Redis CPU/performance/rate


- Application latency and CPU usage spike when HPET is used.
Benchmark: The Pain is Real
Objective: How much does the clocksource really matter for high-throughput workloads? (Benchmarked via Envoy to Redis proxying.)
Test Setup
- Deployed Envoy proxies on two identical servers.
- Both routed requests to the same Redis cluster.
- Tests run in three phases to single out clocksource effects.

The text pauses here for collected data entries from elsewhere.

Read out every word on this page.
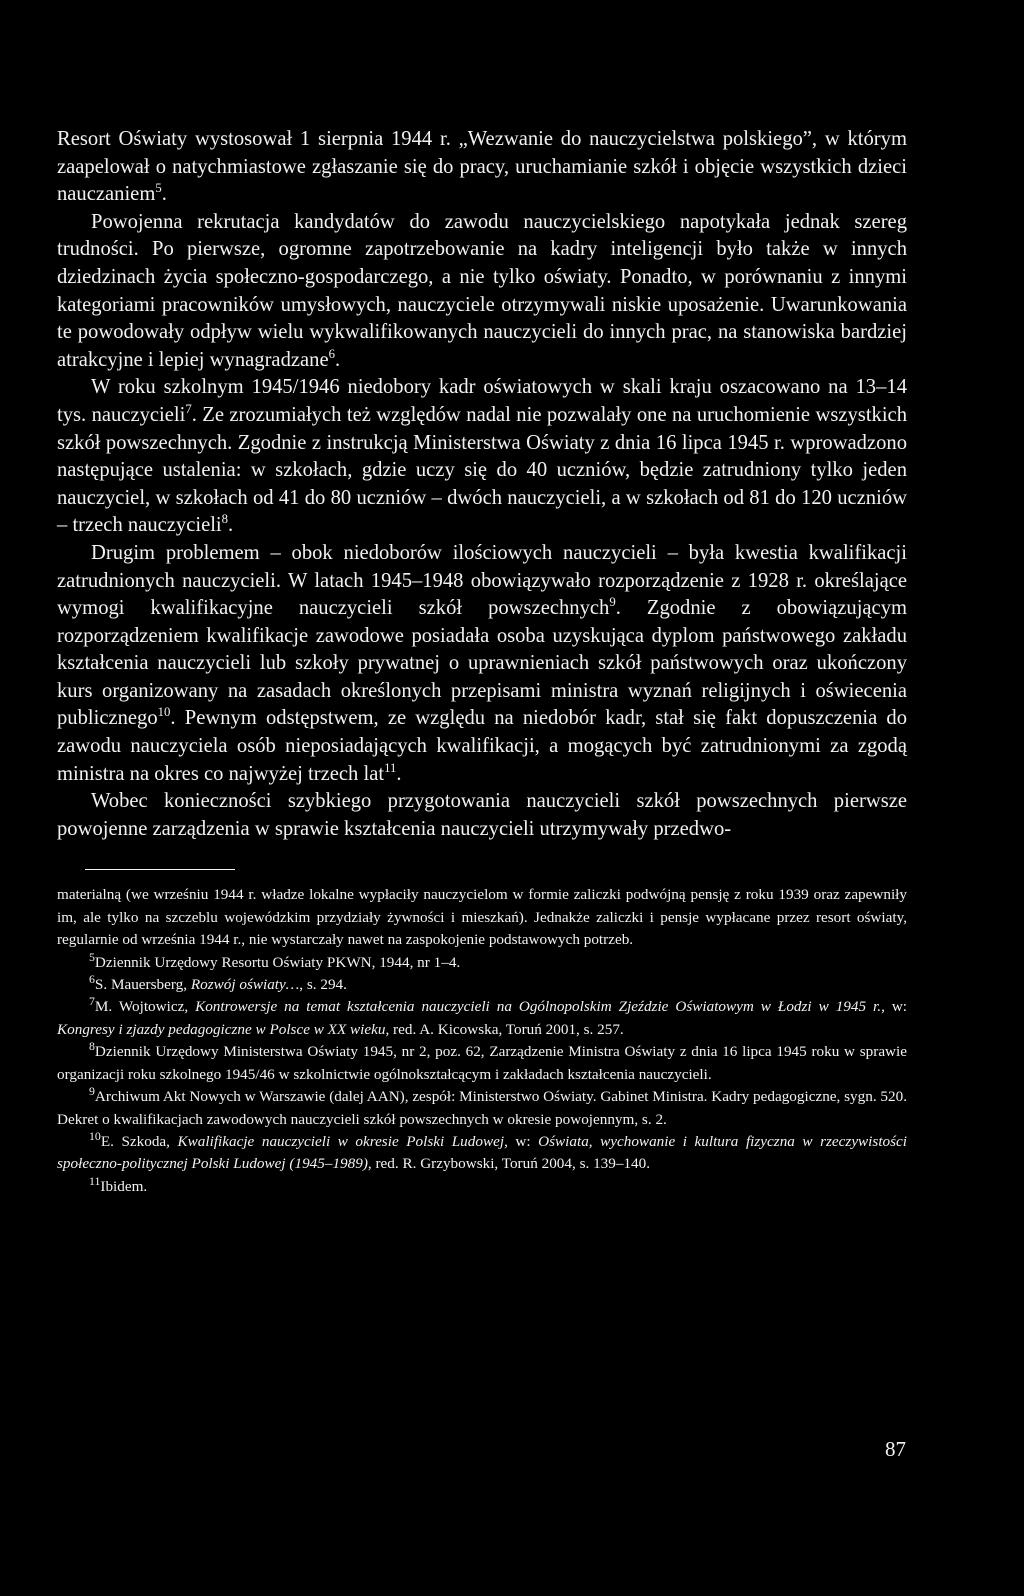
Resort Oświaty wystosował 1 sierpnia 1944 r. „Wezwanie do nauczycielstwa polskiego”, w którym zaapelował o natychmiastowe zgłaszanie się do pracy, uruchamianie szkół i objęcie wszystkich dzieci nauczaniem$^5$.

Powojenna rekrutacja kandydatów do zawodu nauczycielskiego napotykała jednak szereg trudności. Po pierwsze, ogromne zapotrzebowanie na kadry inteligencji było także w innych dziedzinach życia społeczno-gospodarczego, a nie tylko oświaty. Ponadto, w porównaniu z innymi kategoriami pracowników umysłowych, nauczyciele otrzymywali niskie uposażenie. Uwarunkowania te powodowały odpływ wielu wykwalifikowanych nauczycieli do innych prac, na stanowiska bardziej atrakcyjne i lepiej wynagradzane$^6$.

W roku szkolnym 1945/1946 niedobory kadr oświatowych w skali kraju oszacowano na 13–14 tys. nauczycieli$^7$. Ze zrozumiałych też względów nadal nie pozwalały one na uruchomienie wszystkich szkół powszechnych. Zgodnie z instrukcją Ministerstwa Oświaty z dnia 16 lipca 1945 r. wprowadzono następujące ustalenia: w szkołach, gdzie uczy się do 40 uczniów, będzie zatrudniony tylko jeden nauczyciel, w szkołach od 41 do 80 uczniów – dwóch nauczycieli, a w szkołach od 81 do 120 uczniów – trzech nauczycieli$^8$.

Drugim problemem – obok niedoborów ilościowych nauczycieli – była kwestia kwalifikacji zatrudnionych nauczycieli. W latach 1945–1948 obowiązywało rozporządzenie z 1928 r. określające wymogi kwalifikacyjne nauczycieli szkół powszechnych$^9$. Zgodnie z obowiązującym rozporządzeniem kwalifikacje zawodowe posiadała osoba uzyskująca dyplom państwowego zakładu kształcenia nauczycieli lub szkoły prywatnej o uprawnieniach szkół państwowych oraz ukończony kurs organizowany na zasadach określonych przepisami ministra wyznań religijnych i oświecenia publicznego$^{10}$. Pewnym odstępstwem, ze względu na niedobór kadr, stał się fakt dopuszczenia do zawodu nauczyciela osób nieposiadających kwalifikacji, a mogących być zatrudnionymi za zgodą ministra na okres co najwyżej trzech lat$^{11}$.

Wobec konieczności szybkiego przygotowania nauczycieli szkół powszechnych pierwsze powojenne zarządzenia w sprawie kształcenia nauczycieli utrzymywały przedwo-

materialną (we wrześniu 1944 r. władze lokalne wypłaciły nauczycielom w formie zaliczki podwójną pensję z roku 1939 oraz zapewniły im, ale tylko na szczeblu wojewódzkim przydziały żywności i mieszkań). Jednakże zaliczki i pensje wypłacane przez resort oświaty, regularnie od września 1944 r., nie wystarczały nawet na zaspokojenie podstawowych potrzeb.

$^5$Dziennik Urzędowy Resortu Oświaty PKWN, 1944, nr 1–4.

$^6$S. Mauersberg, Rozwój oświaty…, s. 294.

$^7$M. Wojtowicz, Kontrowersje na temat kształcenia nauczycieli na Ogólnopolskim Zjeździe Oświatowym w Łodzi w 1945 r., w: Kongresy i zjazdy pedagogiczne w Polsce w XX wieku, red. A. Kicowska, Toruń 2001, s. 257.

$^8$Dziennik Urzędowy Ministerstwa Oświaty 1945, nr 2, poz. 62, Zarządzenie Ministra Oświaty z dnia 16 lipca 1945 roku w sprawie organizacji roku szkolnego 1945/46 w szkolnictwie ogólnokształcącym i zakładach kształcenia nauczycieli.

$^9$Archiwum Akt Nowych w Warszawie (dalej AAN), zespół: Ministerstwo Oświaty. Gabinet Ministra. Kadry pedagogiczne, sygn. 520. Dekret o kwalifikacjach zawodowych nauczycieli szkół powszechnych w okresie powojennym, s. 2.

$^{10}$E. Szkoda, Kwalifikacje nauczycieli w okresie Polski Ludowej, w: Oświata, wychowanie i kultura fizyczna w rzeczywistości społeczno-politycznej Polski Ludowej (1945–1989), red. R. Grzybowski, Toruń 2004, s. 139–140.

$^{11}$Ibidem.

87
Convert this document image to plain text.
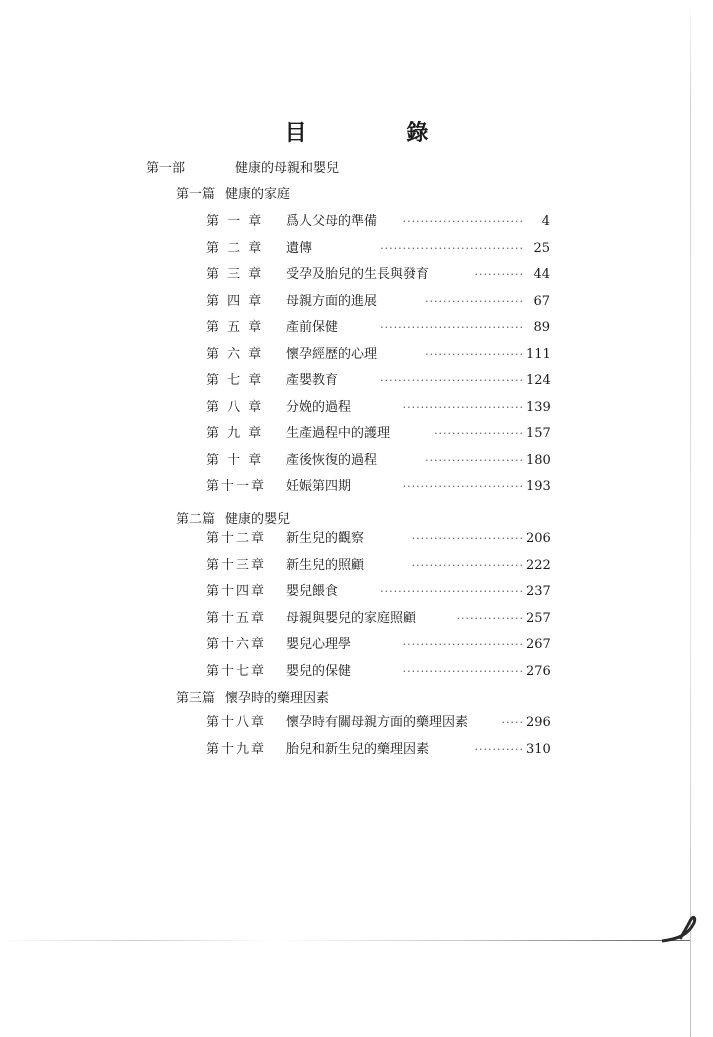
目 錄
第一部	健康的母親和嬰兒
第一篇 健康的家庭
第 一 章 爲人父母的準備 ···························	4
第 二 章 遺傳	································ 25
第 三 章 受孕及胎兒的生長與發育	··········· 44
第 四 章 母親方面的進展	······················ 67
第 五 章 產前保健	································ 89
第 六 章 懷孕經歷的心理	······················ 111
第 七 章 產嬰教育	································ 124
第 八 章 分娩的過程	··························· 139
第 九 章 生產過程中的護理	···················· 157
第 十 章 產後恢復的過程	······················ 180
第十一章 妊娠第四期	··························· 193
第二篇 健康的嬰兒
第十二章 新生兒的觀察	························· 206
第十三章 新生兒的照顧	························· 222
第十四章 嬰兒餵食	································ 237
第十五章 母親與嬰兒的家庭照顧	··············· 257
第十六章 嬰兒心理學	··························· 267
第十七章 嬰兒的保健	··························· 276
第三篇 懷孕時的藥理因素
第十八章 懷孕時有關母親方面的藥理因素	····· 296
第十九章 胎兒和新生兒的藥理因素	··········· 310
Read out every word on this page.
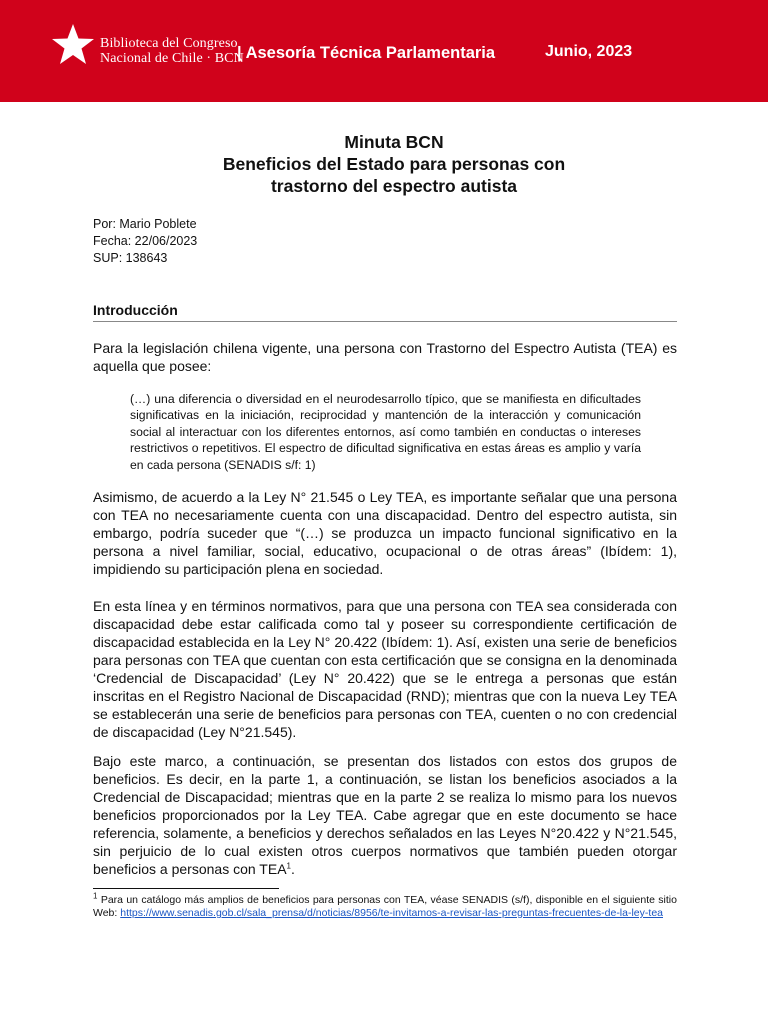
Biblioteca del Congreso
Nacional de Chile · BCN
| Asesoría Técnica Parlamentaria	Junio, 2023
Minuta BCN
Beneficios del Estado para personas con
trastorno del espectro autista
Por: Mario Poblete
Fecha: 22/06/2023
SUP: 138643
Introducción

Para la legislación chilena vigente, una persona con Trastorno del Espectro Autista (TEA) es aquella que posee:

(…) una diferencia o diversidad en el neurodesarrollo típico, que se manifiesta en dificultades significativas en la iniciación, reciprocidad y mantención de la interacción y comunicación social al interactuar con los diferentes entornos, así como también en conductas o intereses restrictivos o repetitivos. El espectro de dificultad significativa en estas áreas es amplio y varía en cada persona (SENADIS s/f: 1)

Asimismo, de acuerdo a la Ley N° 21.545 o Ley TEA, es importante señalar que una persona con TEA no necesariamente cuenta con una discapacidad. Dentro del espectro autista, sin embargo, podría suceder que “(…) se produzca un impacto funcional significativo en la persona a nivel familiar, social, educativo, ocupacional o de otras áreas” (Ibídem: 1), impidiendo su participación plena en sociedad.

En esta línea y en términos normativos, para que una persona con TEA sea considerada con discapacidad debe estar calificada como tal y poseer su correspondiente certificación de discapacidad establecida en la Ley N° 20.422 (Ibídem: 1). Así, existen una serie de beneficios para personas con TEA que cuentan con esta certificación que se consigna en la denominada ‘Credencial de Discapacidad’ (Ley N° 20.422) que se le entrega a personas que están inscritas en el Registro Nacional de Discapacidad (RND); mientras que con la nueva Ley TEA se establecerán una serie de beneficios para personas con TEA, cuenten o no con credencial de discapacidad (Ley N°21.545).

Bajo este marco, a continuación, se presentan dos listados con estos dos grupos de beneficios. Es decir, en la parte 1, a continuación, se listan los beneficios asociados a la Credencial de Discapacidad; mientras que en la parte 2 se realiza lo mismo para los nuevos beneficios proporcionados por la Ley TEA. Cabe agregar que en este documento se hace referencia, solamente, a beneficios y derechos señalados en las Leyes N°20.422 y N°21.545, sin perjuicio de lo cual existen otros cuerpos normativos que también pueden otorgar beneficios a personas con TEA$^1$.

$^1$ Para un catálogo más amplios de beneficios para personas con TEA, véase SENADIS (s/f), disponible en el siguiente sitio Web: https://www.senadis.gob.cl/sala_prensa/d/noticias/8956/te-invitamos-a-revisar-las-preguntas-frecuentes-de-la-ley-tea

How the test was performed
On a dedicated server, we ran separate instances of a custom Go benchmark app: one aimed at each Envoy. These apps continuously sent SET and GET commands to Redis at a constant rate, while steadily increasing the number of goroutines at regular intervals, resulting in a steadily growing Redis command RPS over time.
Envoy’s Redis metrics were collected every 10 seconds using a standalone Prometheus server.
Benchmark Phases
- Baseline: Both servers on TSC.
- HPET on Server 1: Server 1 switches to HPET, Server 2 stays on TSC.
- HPET on Server 2: Swap: Server 2 on HPET, Server 1 on TSC.
Results
- Switching to HPET = instant slow-down.
- Increased CPU usage and application latency were very evident.

Conclusion
HPET = Performance Killer for High-Throughput Workloads. Stick with TSC whenever possible - otherwise, expect increased latency and higher CPU usage.
How to Reproduce (Or Fix) This
When does it happen?
The following screenshots show a timeline of the selected clocksource. Periods with no color in a server’s timeline indicate that the server was offline.
- Servers left OFF for a long time sometimes boot with unstable TSC, so the kernel falls back to HPET:

- A simple reboot might fix it, but not always:

How to Check / Change Your Clocksource
# See available clocksources
cat /sys/devices/system/clocksource/clocksource0/available_clocksource
# See current clocksource
cat /sys/devices/system/clocksource/clocksource0/current_clocksource
# Change current clocksource
echo "tsc" | sudo tee /sys/devices/system/clocksource/clocksource0/current_clocksource
Key Takeaways
- Always check your clocksource if you notice unexplained performance drops.
- Prefer TSC for high-throughput or latency-sensitive workloads.
- A simple reboot or manual switch can restore performance.